Research

  • Thinker-IM

    This work presents a 65nm CMOS speech recognition processor, named Thinker-IM, which employs 16 computing-in-memory (SRAM-CIM) macros for binarized recurrent neural network (RNN) computation. Its major contributions are: 1) A novel digital-CIM mixed architecture that runs an output-weight dual stationary (OWDS) dataflow, reducing 85.7% memory accessing; 2) Multi-bit XNOR SRAM-CIM macros and corresponding CIM-aware weight adaptation that reduce 9.9% energy consumption in average; 3) Predictive early batch-normalization (BN) and binarization units (PBUs) that reduce at most 28.3% computations in RNN. Measured results show the processing speed of 127.3us/Inference and over 90.2% accuracy, while achieving neural energy efficiency of 5.1pJ/Neuron, which is 2.8× better than state-of-the-art.

  • Thinker-S

    Thinker-S is an ultra-low power speech recognition processor, which mainly consists of energy-based VAD unit, reconfigurable data-path for feature extraction and on-chip self-learning, BCNN unit, smoothing unit, main controller, and shared memory.
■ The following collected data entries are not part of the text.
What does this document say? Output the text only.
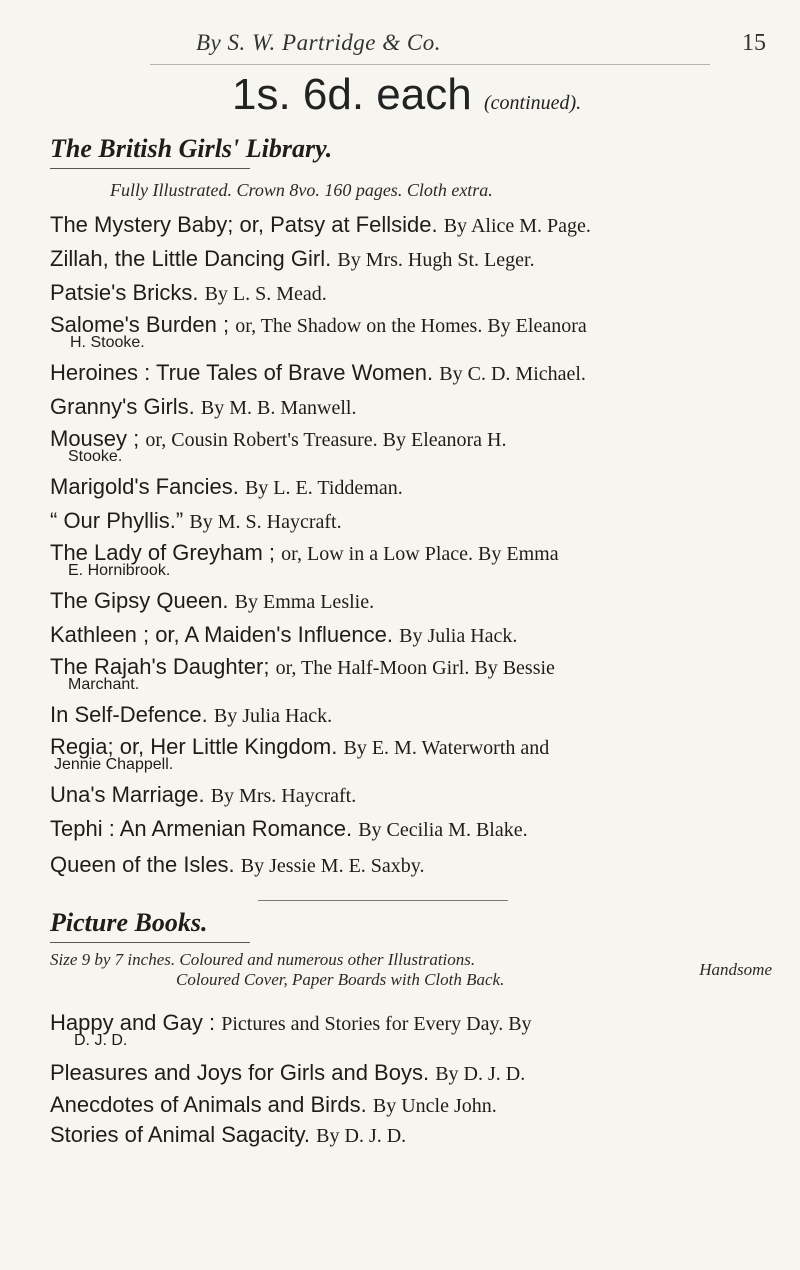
By S. W. Partridge & Co.	15
1s. 6d. each (continued).
The British Girls' Library.
Fully Illustrated. Crown 8vo. 160 pages. Cloth extra.
The Mystery Baby; or, Patsy at Fellside. By Alice M. Page.
Zillah, the Little Dancing Girl. By Mrs. Hugh St. Leger.
Patsie's Bricks. By L. S. Mead.
Salome's Burden ; or, The Shadow on the Homes. By Eleanora

H. Stooke.
Heroines : True Tales of Brave Women. By C. D. Michael.
Granny's Girls. By M. B. Manwell.
Mousey ; or, Cousin Robert's Treasure. By Eleanora H.
Stooke.
Marigold's Fancies. By L. E. Tiddeman.
“ Our Phyllis.” By M. S. Haycraft.
The Lady of Greyham ; or, Low in a Low Place. By Emma
E. Hornibrook.
The Gipsy Queen. By Emma Leslie.
Kathleen ; or, A Maiden's Influence. By Julia Hack.
The Rajah's Daughter; or, The Half-Moon Girl. By Bessie
Marchant.
In Self-Defence. By Julia Hack.
Regia; or, Her Little Kingdom. By E. M. Waterworth and
Jennie Chappell.
Una's Marriage. By Mrs. Haycraft.
Tephi : An Armenian Romance. By Cecilia M. Blake.
Queen of the Isles. By Jessie M. E. Saxby.
Picture Books.
Size 9 by 7 inches. Coloured and numerous other Illustrations.
Coloured Cover, Paper Boards with Cloth Back.
Handsome
Happy and Gay : Pictures and Stories for Every Day. By
D. J. D.
Pleasures and Joys for Girls and Boys. By D. J. D.
Anecdotes of Animals and Birds. By Uncle John.
Stories of Animal Sagacity. By D. J. D.
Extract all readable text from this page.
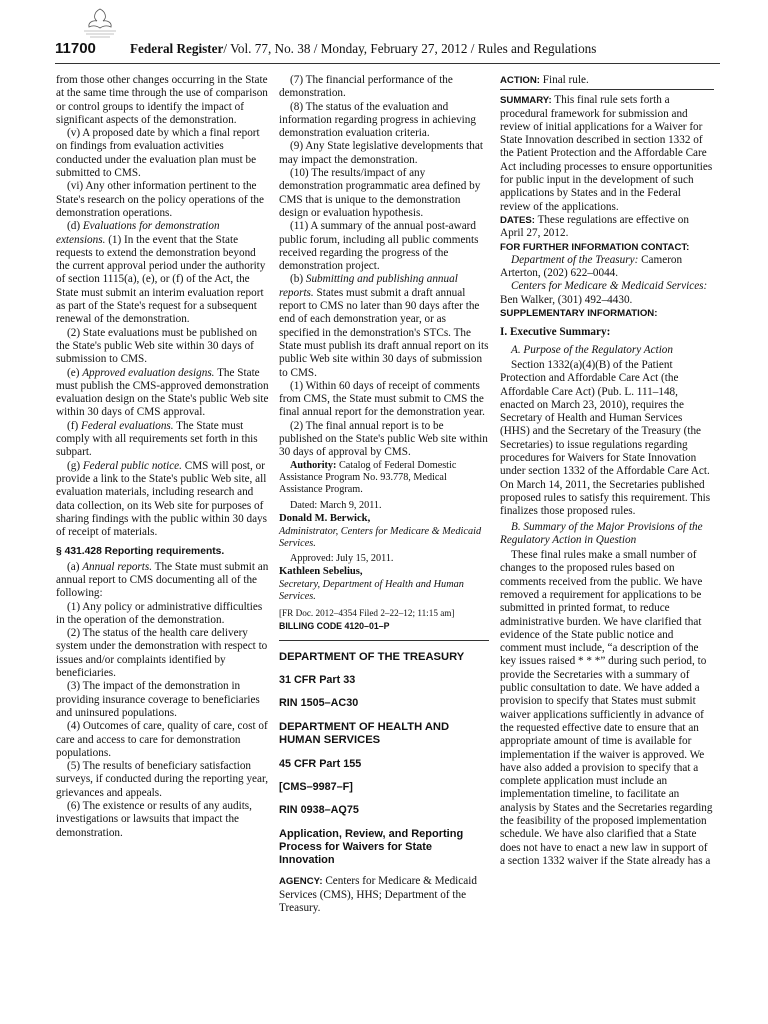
11700	Federal Register/ Vol. 77, No. 38 / Monday, February 27, 2012 / Rules and Regulations

from those other changes occurring in the State at the same time through the use of comparison or control groups to identify the impact of significant aspects of the demonstration.

(v) A proposed date by which a final report on findings from evaluation activities conducted under the evaluation plan must be submitted to CMS.

(vi) Any other information pertinent to the State's research on the policy operations of the demonstration operations.

(d) Evaluations for demonstration extensions. (1) In the event that the State requests to extend the demonstration beyond the current approval period under the authority of section 1115(a), (e), or (f) of the Act, the State must submit an interim evaluation report as part of the State's request for a subsequent renewal of the demonstration.

(2) State evaluations must be published on the State's public Web site within 30 days of submission to CMS.

(e) Approved evaluation designs. The State must publish the CMS-approved demonstration evaluation design on the State's public Web site within 30 days of CMS approval.

(f) Federal evaluations. The State must comply with all requirements set forth in this subpart.

(g) Federal public notice. CMS will post, or provide a link to the State's public Web site, all evaluation materials, including research and data collection, on its Web site for purposes of sharing findings with the public within 30 days of receipt of materials.

§ 431.428 Reporting requirements.

(a) Annual reports. The State must submit an annual report to CMS documenting all of the following:

(1) Any policy or administrative difficulties in the operation of the demonstration.

(2) The status of the health care delivery system under the demonstration with respect to issues and/or complaints identified by beneficiaries.

(3) The impact of the demonstration in providing insurance coverage to beneficiaries and uninsured populations.

(4) Outcomes of care, quality of care, cost of care and access to care for demonstration populations.

(5) The results of beneficiary satisfaction surveys, if conducted during the reporting year, grievances and appeals.

(6) The existence or results of any audits, investigations or lawsuits that impact the demonstration.

(7) The financial performance of the demonstration.

(8) The status of the evaluation and information regarding progress in achieving demonstration evaluation criteria.

(9) Any State legislative developments that may impact the demonstration.

(10) The results/impact of any demonstration programmatic area defined by CMS that is unique to the demonstration design or evaluation hypothesis.

(11) A summary of the annual post-award public forum, including all public comments received regarding the progress of the demonstration project.

(b) Submitting and publishing annual reports. States must submit a draft annual report to CMS no later than 90 days after the end of each demonstration year, or as specified in the demonstration's STCs. The State must publish its draft annual report on its public Web site within 30 days of submission to CMS.

(1) Within 60 days of receipt of comments from CMS, the State must submit to CMS the final annual report for the demonstration year.

(2) The final annual report is to be published on the State's public Web site within 30 days of approval by CMS.

Authority: Catalog of Federal Domestic Assistance Program No. 93.778, Medical Assistance Program.

Dated: March 9, 2011.

Donald M. Berwick,

Administrator, Centers for Medicare & Medicaid Services.

Approved: July 15, 2011.

Kathleen Sebelius,

Secretary, Department of Health and Human Services.

[FR Doc. 2012–4354 Filed 2–22–12; 11:15 am]

BILLING CODE 4120–01–P

DEPARTMENT OF THE TREASURY

31 CFR Part 33

RIN 1505–AC30

DEPARTMENT OF HEALTH AND HUMAN SERVICES

45 CFR Part 155

[CMS–9987–F]

RIN 0938–AQ75

Application, Review, and Reporting Process for Waivers for State Innovation

AGENCY: Centers for Medicare & Medicaid Services (CMS), HHS; Department of the Treasury.

ACTION: Final rule.

SUMMARY: This final rule sets forth a procedural framework for submission and review of initial applications for a Waiver for State Innovation described in section 1332 of the Patient Protection and the Affordable Care Act including processes to ensure opportunities for public input in the development of such applications by States and in the Federal review of the applications.

DATES: These regulations are effective on April 27, 2012.

FOR FURTHER INFORMATION CONTACT:

Department of the Treasury: Cameron Arterton, (202) 622–0044.

Centers for Medicare & Medicaid Services: Ben Walker, (301) 492–4430.

SUPPLEMENTARY INFORMATION:

I. Executive Summary:

A. Purpose of the Regulatory Action

Section 1332(a)(4)(B) of the Patient Protection and Affordable Care Act (the Affordable Care Act) (Pub. L. 111–148, enacted on March 23, 2010), requires the Secretary of Health and Human Services (HHS) and the Secretary of the Treasury (the Secretaries) to issue regulations regarding procedures for Waivers for State Innovation under section 1332 of the Affordable Care Act. On March 14, 2011, the Secretaries published proposed rules to satisfy this requirement. This finalizes those proposed rules.

B. Summary of the Major Provisions of the Regulatory Action in Question

These final rules make a small number of changes to the proposed rules based on comments received from the public. We have removed a requirement for applications to be submitted in printed format, to reduce administrative burden. We have clarified that evidence of the State public notice and comment must include, “a description of the key issues raised * * *” during such period, to provide the Secretaries with a summary of public consultation to date. We have added a provision to specify that States must submit waiver applications sufficiently in advance of the requested effective date to ensure that an appropriate amount of time is available for implementation if the waiver is approved. We have also added a provision to specify that a complete application must include an implementation timeline, to facilitate an analysis by States and the Secretaries regarding the feasibility of the proposed implementation schedule. We have also clarified that a State does not have to enact a new law in support of a section 1332 waiver if the State already has a
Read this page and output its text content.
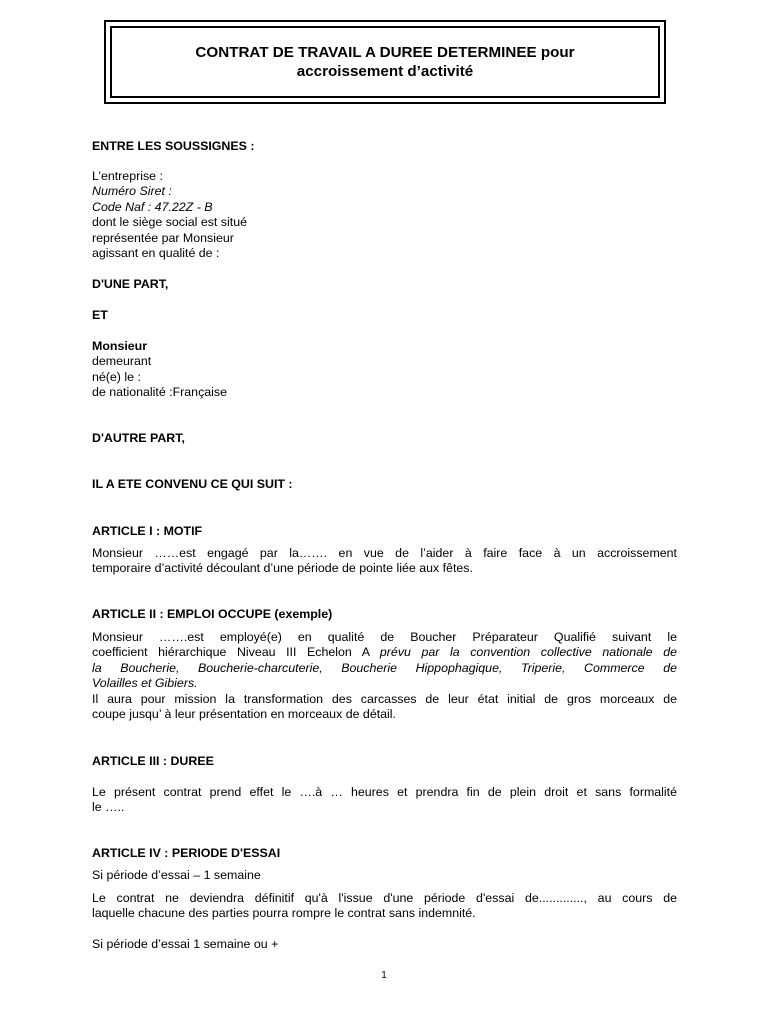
CONTRAT DE TRAVAIL A DUREE DETERMINEE pour
accroissement d’activité
ENTRE LES SOUSSIGNES :
L’entreprise :
Numéro Siret :
Code Naf : 47.22Z - B
dont le siège social est situé
représentée par Monsieur
agissant en qualité de :
D'UNE PART,
ET
Monsieur
demeurant
né(e) le :
de nationalité :Française
D'AUTRE PART,
IL A ETE CONVENU CE QUI SUIT :
ARTICLE I : MOTIF
Monsieur ……est engagé par la……. en vue de l’aider à faire face à un accroissement
temporaire d’activité découlant d’une période de pointe liée aux fêtes.
ARTICLE II : EMPLOI OCCUPE (exemple)
Monsieur …….est employé(e) en qualité de Boucher Préparateur Qualifié suivant le
coefficient hiérarchique Niveau III Echelon A prévu par la convention collective nationale de
la Boucherie, Boucherie-charcuterie, Boucherie Hippophagique, Triperie, Commerce de
Volailles et Gibiers.
Il aura pour mission la transformation des carcasses de leur état initial de gros morceaux de
coupe jusqu’ à leur présentation en morceaux de détail.
ARTICLE III : DUREE
Le présent contrat prend effet le ….à … heures et prendra fin de plein droit et sans formalité
le …..
ARTICLE IV : PERIODE D'ESSAI
Si période d’essai – 1 semaine
Le contrat ne deviendra définitif qu'à l'issue d'une période d'essai de............., au cours de
laquelle chacune des parties pourra rompre le contrat sans indemnité.
Si période d’essai 1 semaine ou +
1
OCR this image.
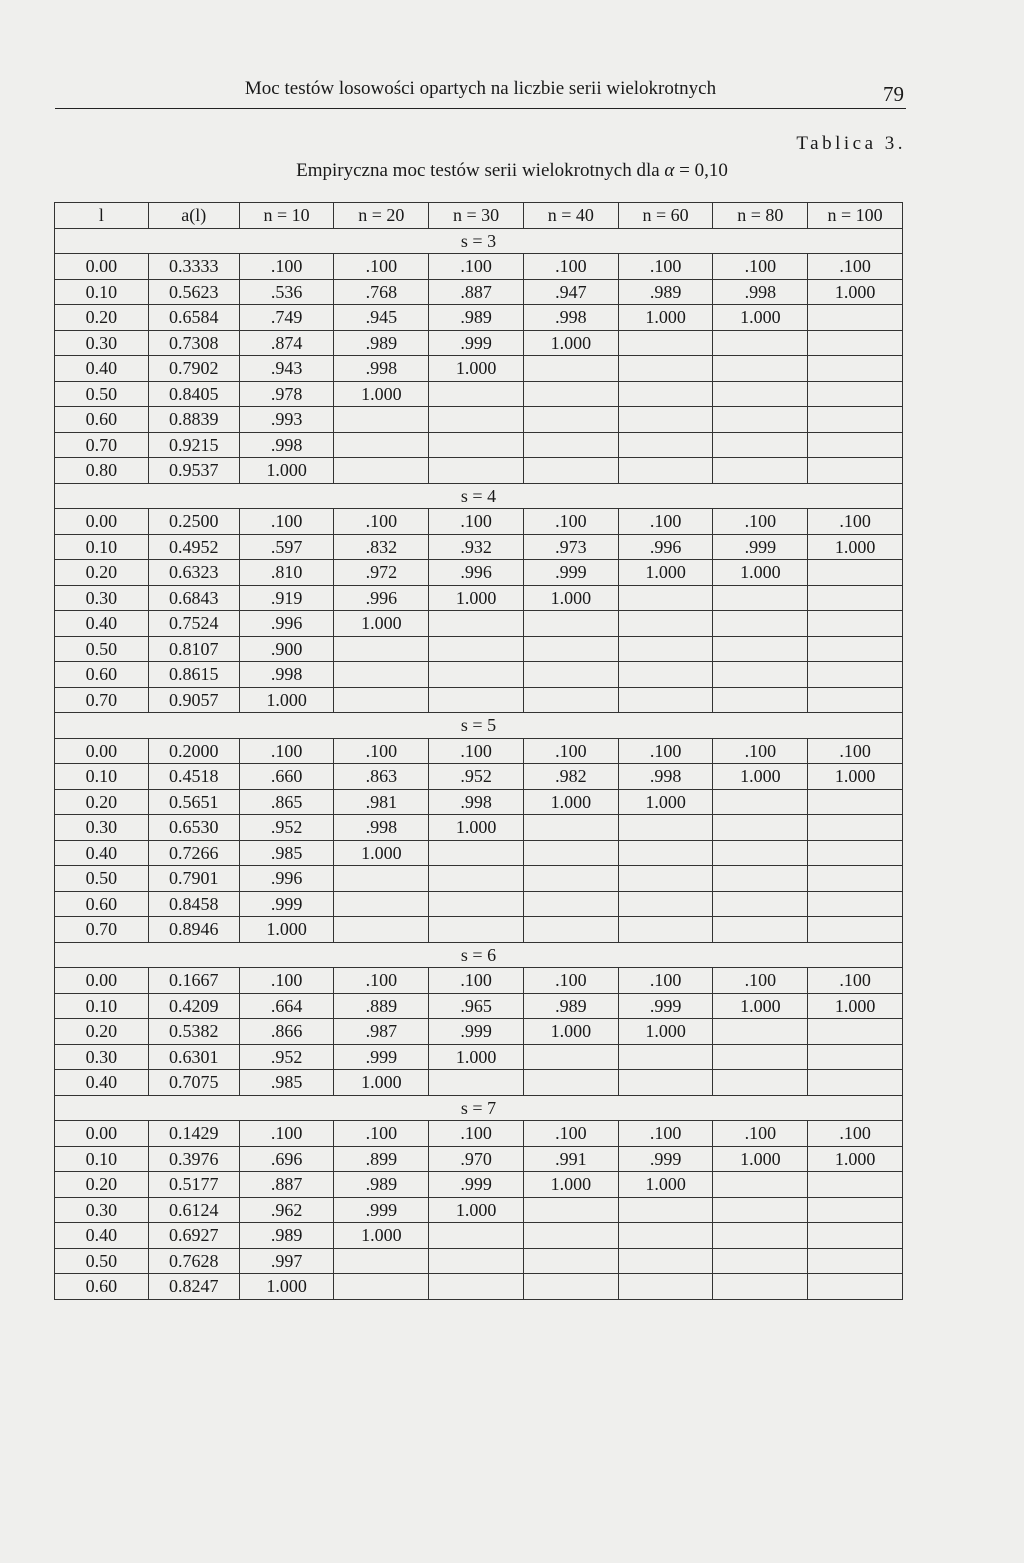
Moc testów losowości opartych na liczbie serii wielokrotnych	79
Tablica 3.
Empiryczna moc testów serii wielokrotnych dla α = 0,10
l	a(l)	n = 10	n = 20	n = 30	n = 40	n = 60	n = 80	n = 100
s = 3								
0.00	0.3333	.100	.100	.100	.100	.100	.100	.100
0.10	0.5623	.536	.768	.887	.947	.989	.998	1.000
0.20	0.6584	.749	.945	.989	.998	1.000	1.000	
0.30	0.7308	.874	.989	.999	1.000			
0.40	0.7902	.943	.998	1.000				
0.50	0.8405	.978	1.000					
0.60	0.8839	.993						
0.70	0.9215	.998						
0.80	0.9537	1.000						
s = 4								
0.00	0.2500	.100	.100	.100	.100	.100	.100	.100
0.10	0.4952	.597	.832	.932	.973	.996	.999	1.000
0.20	0.6323	.810	.972	.996	.999	1.000	1.000	
0.30	0.6843	.919	.996	1.000	1.000			
0.40	0.7524	.996	1.000					
0.50	0.8107	.900						
0.60	0.8615	.998						
0.70	0.9057	1.000						
s = 5								
0.00	0.2000	.100	.100	.100	.100	.100	.100	.100
0.10	0.4518	.660	.863	.952	.982	.998	1.000	1.000
0.20	0.5651	.865	.981	.998	1.000	1.000		
0.30	0.6530	.952	.998	1.000				
0.40	0.7266	.985	1.000					
0.50	0.7901	.996						
0.60	0.8458	.999						
0.70	0.8946	1.000						
s = 6								
0.00	0.1667	.100	.100	.100	.100	.100	.100	.100
0.10	0.4209	.664	.889	.965	.989	.999	1.000	1.000
0.20	0.5382	.866	.987	.999	1.000	1.000		
0.30	0.6301	.952	.999	1.000				
0.40	0.7075	.985	1.000					
s = 7								
0.00	0.1429	.100	.100	.100	.100	.100	.100	.100
0.10	0.3976	.696	.899	.970	.991	.999	1.000	1.000
0.20	0.5177	.887	.989	.999	1.000	1.000		
0.30	0.6124	.962	.999	1.000				
0.40	0.6927	.989	1.000					
0.50	0.7628	.997						
0.60	0.8247	1.000						
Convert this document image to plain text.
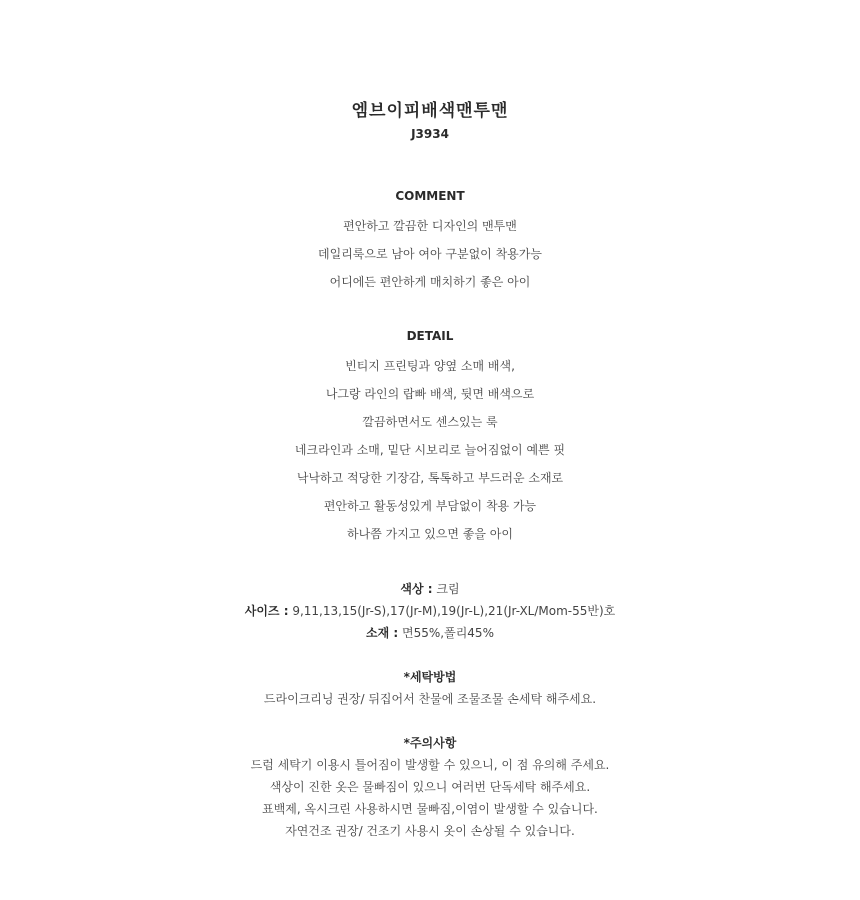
엠브이피배색맨투맨
J3934
COMMENT
편안하고 깔끔한 디자인의 맨투맨
데일리룩으로 남아 여아 구분없이 착용가능
어디에든 편안하게 매치하기 좋은 아이
DETAIL
빈티지 프린팅과 양옆 소매 배색,
나그랑 라인의 랍빠 배색, 뒷면 배색으로
깔끔하면서도 센스있는 룩
네크라인과 소매, 밑단 시보리로 늘어짐없이 예쁜 핏
낙낙하고 적당한 기장감, 톡톡하고 부드러운 소재로
편안하고 활동성있게 부담없이 착용 가능
하나쯤 가지고 있으면 좋을 아이
색상 : 크림
사이즈 : 9,11,13,15(Jr-S),17(Jr-M),19(Jr-L),21(Jr-XL/Mom-55반)호
소재 : 면55%,폴리45%
*세탁방법
드라이크리닝 권장/ 뒤집어서 찬물에 조물조물 손세탁 해주세요.
*주의사항
드럼 세탁기 이용시 틀어짐이 발생할 수 있으니, 이 점 유의해 주세요.
색상이 진한 옷은 물빠짐이 있으니 여러번 단독세탁 해주세요.
표백제, 옥시크린 사용하시면 물빠짐,이염이 발생할 수 있습니다.
자연건조 권장/ 건조기 사용시 옷이 손상될 수 있습니다.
Fabricated in 28 nm CMOS, this processor supports real time speech recognition with power consumption of 141 uW and energy efficiency of 2.46 pJ/Neuron, while achieving at most 98.6\% recognition accuracy. There are mainly three features of Thinker-S. Firstly, a configurable architecture optimized for BCNN is proposed in this work. Frame-level reuse, which is a spatial-temporal 2-Dimensional BCNN computation optimization, is leveraged to maximally reuse data, and eliminate the redundancy in convolutional computation. To optimize memory access and storage, we tailor the memory mapping of BCNN, and propose Bit-level Regularization to compress BCNN weight matrices, along with hybrid-bank memory. Secondly, approximate circuits are designed to reach a balance between accuracy and energy consumption, considering the characteristics of BCNN operations. The objects include partially accurate adder in BCNN inference and softmax function in back-propagation. Thirdly, we implement runtime self-learning on this chip. A novel framework is proposed to select training samples and generate labels during runtime. By updating weights according to the input speech of specific users, the recognition word error rate (WER) is reduced relatively by 14.37\%--51.4\%.Comparing with state-of-the-art designs, this processor reduces 42.9\%--91.2\% power consumption, 2.53x lower energy consumption per neuron, and 7.96x lower energy per speech frame.

  • Thinker-II

    Thinker-II is an ultra-high energy-efficient reconfigurable processor fabricated in 28nm CMOS technology to accelerate deep neural networks with binary/ternary weights. It has a total area of 4.8 mm2 and runs at a nominal state of 200 MHz frequency and 0.9 V voltage. It has 32 PEs running in parallel, and 224 KB on-chip memory to store activations, weights and intermediate values. Four techniques are proposed and implemented to improve its energy efficiency. Firstly, feature-integral-based convolution method is designed to decrease the arithmetic complexity of standard binary/ternary convolution. Secondly, kernel-transformation-feature-reconstruction convolution calculation method is proposed and implemented to remove redundant operations among in standard binary/ternary convolution. Thirdly, a hierarchical load-balancing mechanism is designed to eliminate zero-value computations and improve the resource utilization. Finally, a joint optimization approach for convolutional layer is designed to seek the optimal convolution calculation pattern for each layer to minimize power consumption and computation time. With all optimization techniques, this processor achieves an energy efficiency of 19.9 TOPS/W on AlexNet with 1b weight and 16b activation. The high energy-efficient Thinker-II is very beneficial to acceleration of neural networks with binary/ternary weights for mobile and IOT devices.